Il est né en 1944 d’un père soldat démobilisé, originaire de l’Oise, parachuté dans le Sud-Ouest à la fin des années 30. L’armée française se préparait à une possible intervention contre Franco et ses alliés, elle ne vit jamais le jour : « Il est resté dans le Gers comme ouvrier agricole. Il a épousé la fille d’une ferme où il travaillait. Il était un bon joueur de football, il m’a poussé à y jouer, mais il s’est vite intéressé au rugby, sport roi chez nous. »
« Chez nous », c’était Mirande, au Sud du Gers. ou plus exactement Miramont-d’Astarac à 5 kilomètres de là. Henry y a vécu une enfance rurale, mais pas si bucolique : « Un univers du genre la « Guerre des Boutons », le roman de Louis Pergaud. Nous construisions des cabanes, nous apprenons à nager dans la rivière. Nous n’étions pas des saints, il y avait déjà des bandes, même si nous n’allions pas aussi loin que celles qu’on voit aujourd’hui. Notre grand jeu était d’aller détruire les cabanes des autres. Puis, plus tard, dans les bals on se friterait avec les gars des villages d’à côté. » Dans ce Gers de la Quatrième République, le rugby était déjà très ancré. Henry l’a découvert sous le maillot modeste de l’Union Sportive Alerte Mirandaise. « Dans une équipe junior de bric et de broc, j’avais seize ans et je crois que nous n’avons pas gagné un seul match de l’année. J’ai pourtant joué un match à Lourdes sur le grand terrain, en lever de rideau de l’équipe première.
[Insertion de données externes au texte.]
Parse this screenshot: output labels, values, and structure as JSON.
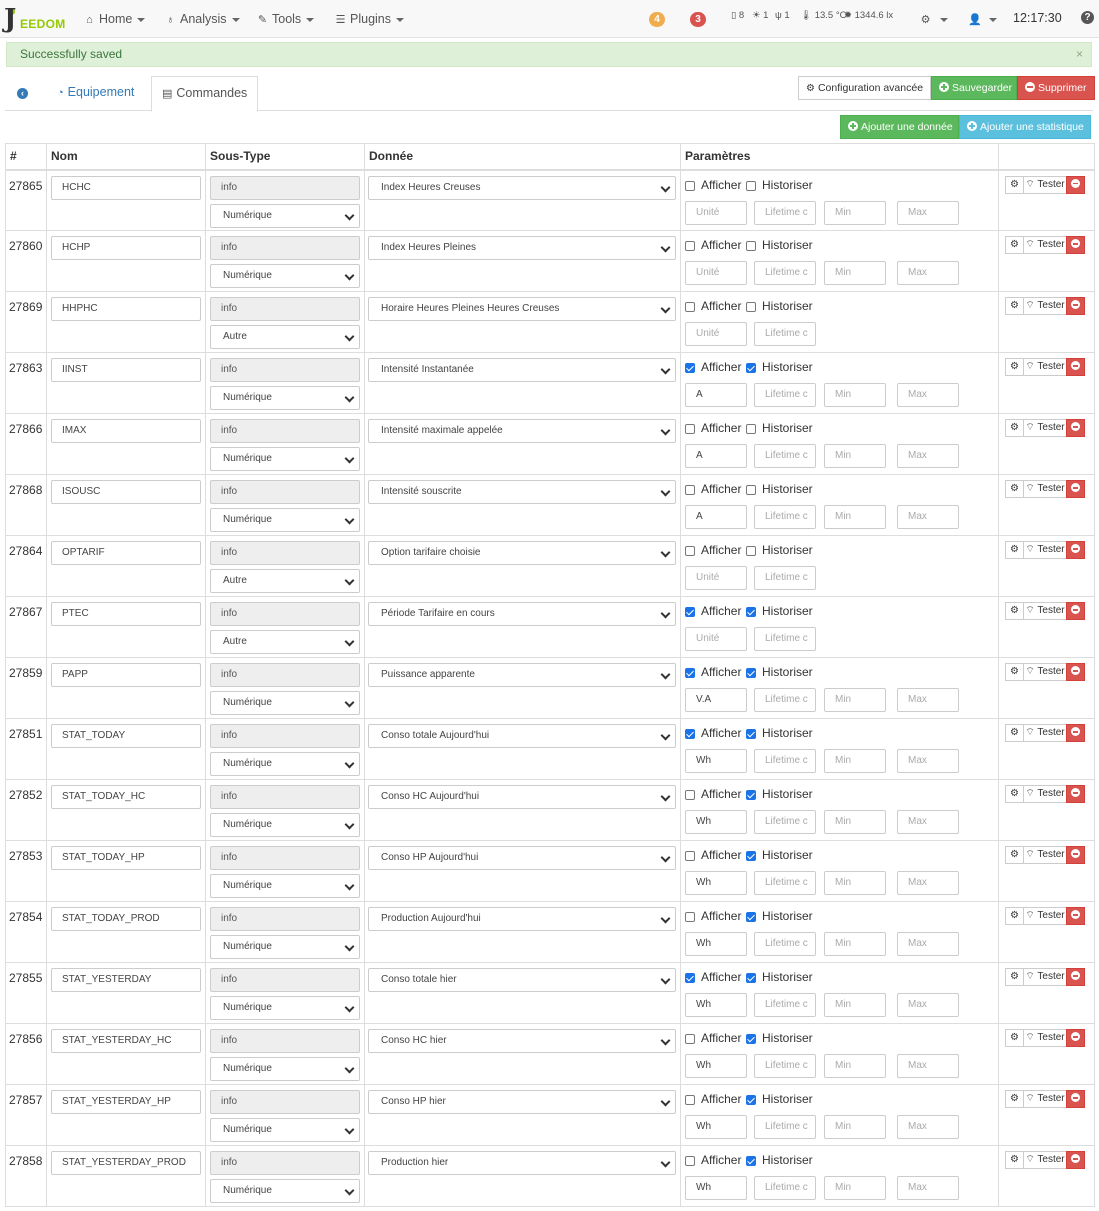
{
  "navbar": {
    "logo_text": "EEDOM",
    "logo_letter": "J",
    "menus": [
      {
        "label": "Home",
        "icon": "home-icon"
      },
      {
        "label": "Analysis",
        "icon": "stethoscope-icon"
      },
      {
        "label": "Tools",
        "icon": "wrench-icon"
      },
      {
        "label": "Plugins",
        "icon": "list-icon"
      }
    ],
    "badge_orange": "4",
    "badge_red": "3",
    "status_1": "8",
    "status_2": "1",
    "status_3": "1",
    "temperature": "13.5 °C",
    "luminosity": "1344.6 lx",
    "time": "12:17:30",
    "colors": {
      "badge_orange": "#f0ad4e",
      "badge_red": "#d9534f"
    }
  },
  "alert": {
    "message": "Successfully saved",
    "close": "×"
  },
  "tabs": {
    "equipement": "Equipement",
    "commandes": "Commandes"
  },
  "actions": {
    "config": "Configuration avancée",
    "save": "Sauvegarder",
    "delete": "Supprimer",
    "add_data": "Ajouter une donnée",
    "add_stat": "Ajouter une statistique"
  },
  "table": {
    "headers": [
      "#",
      "Nom",
      "Sous-Type",
      "Donnée",
      "Paramètres",
      ""
    ],
    "labels": {
      "afficher": "Afficher",
      "historiser": "Historiser",
      "tester": "Tester",
      "type_value": "info",
      "ph_unit": "Unité",
      "ph_lifetime": "Lifetime c",
      "ph_min": "Min",
      "ph_max": "Max"
    },
    "rows": [
      {
        "id": "27865",
        "name": "HCHC",
        "subtype": "Numérique",
        "data": "Index Heures Creuses",
        "show": false,
        "hist": false,
        "unit": "",
        "minmax": true
      },
      {
        "id": "27860",
        "name": "HCHP",
        "subtype": "Numérique",
        "data": "Index Heures Pleines",
        "show": false,
        "hist": false,
        "unit": "",
        "minmax": true
      },
      {
        "id": "27869",
        "name": "HHPHC",
        "subtype": "Autre",
        "data": "Horaire Heures Pleines Heures Creuses",
        "show": false,
        "hist": false,
        "unit": "",
        "minmax": false
      },
      {
        "id": "27863",
        "name": "IINST",
        "subtype": "Numérique",
        "data": "Intensité Instantanée",
        "show": true,
        "hist": true,
        "unit": "A",
        "minmax": true
      },
      {
        "id": "27866",
        "name": "IMAX",
        "subtype": "Numérique",
        "data": "Intensité maximale appelée",
        "show": false,
        "hist": false,
        "unit": "A",
        "minmax": true
      },
      {
        "id": "27868",
        "name": "ISOUSC",
        "subtype": "Numérique",
        "data": "Intensité souscrite",
        "show": false,
        "hist": false,
        "unit": "A",
        "minmax": true
      },
      {
        "id": "27864",
        "name": "OPTARIF",
        "subtype": "Autre",
        "data": "Option tarifaire choisie",
        "show": false,
        "hist": false,
        "unit": "",
        "minmax": false
      },
      {
        "id": "27867",
        "name": "PTEC",
        "subtype": "Autre",
        "data": "Période Tarifaire en cours",
        "show": true,
        "hist": true,
        "unit": "",
        "minmax": false
      },
      {
        "id": "27859",
        "name": "PAPP",
        "subtype": "Numérique",
        "data": "Puissance apparente",
        "show": true,
        "hist": true,
        "unit": "V.A",
        "minmax": true
      },
      {
        "id": "27851",
        "name": "STAT_TODAY",
        "subtype": "Numérique",
        "data": "Conso totale Aujourd'hui",
        "show": true,
        "hist": true,
        "unit": "Wh",
        "minmax": true
      },
      {
        "id": "27852",
        "name": "STAT_TODAY_HC",
        "subtype": "Numérique",
        "data": "Conso HC Aujourd'hui",
        "show": false,
        "hist": true,
        "unit": "Wh",
        "minmax": true
      },
      {
        "id": "27853",
        "name": "STAT_TODAY_HP",
        "subtype": "Numérique",
        "data": "Conso HP Aujourd'hui",
        "show": false,
        "hist": true,
        "unit": "Wh",
        "minmax": true
      },
      {
        "id": "27854",
        "name": "STAT_TODAY_PROD",
        "subtype": "Numérique",
        "data": "Production Aujourd'hui",
        "show": false,
        "hist": true,
        "unit": "Wh",
        "minmax": true
      },
      {
        "id": "27855",
        "name": "STAT_YESTERDAY",
        "subtype": "Numérique",
        "data": "Conso totale hier",
        "show": true,
        "hist": true,
        "unit": "Wh",
        "minmax": true
      },
      {
        "id": "27856",
        "name": "STAT_YESTERDAY_HC",
        "subtype": "Numérique",
        "data": "Conso HC hier",
        "show": false,
        "hist": true,
        "unit": "Wh",
        "minmax": true
      },
      {
        "id": "27857",
        "name": "STAT_YESTERDAY_HP",
        "subtype": "Numérique",
        "data": "Conso HP hier",
        "show": false,
        "hist": true,
        "unit": "Wh",
        "minmax": true
      },
      {
        "id": "27858",
        "name": "STAT_YESTERDAY_PROD",
        "subtype": "Numérique",
        "data": "Production hier",
        "show": false,
        "hist": true,
        "unit": "Wh",
        "minmax": true
      }
    ]
  }
}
Nous avons pris 100 à 3 ! En face il y avait Michel Arnaudet ou André Campaès, futurs internationaux. L’auteur de notre seul essai m’en parle encore pour s’en vanter. je lui dis qu’ils nous avaient laissés marquer, lui me jure que non. » Cette expérience traumatique ne fut pas un repoussoir pour le jeune Henry, chaque revers lui donna l’idée de tous les progrès qu’il aurait à réaliser. Et chaque station du calvaire lui fit admirer les deux entraîneurs qui se démenaient pour maintenir la flamme dans cet effectif limité. Ils s’appelaient Claude Segrestan et Carmelo Sanchez, venu de Mauléon. « Ils m’ont convaincu de jouer demi de mêlée alors que je rêvais d’être à l’ouverture. » Ces deux anonymes stoïques dans la difficulté étaient en train de forger la vocation de leur pupille qui ne payait pas de mine.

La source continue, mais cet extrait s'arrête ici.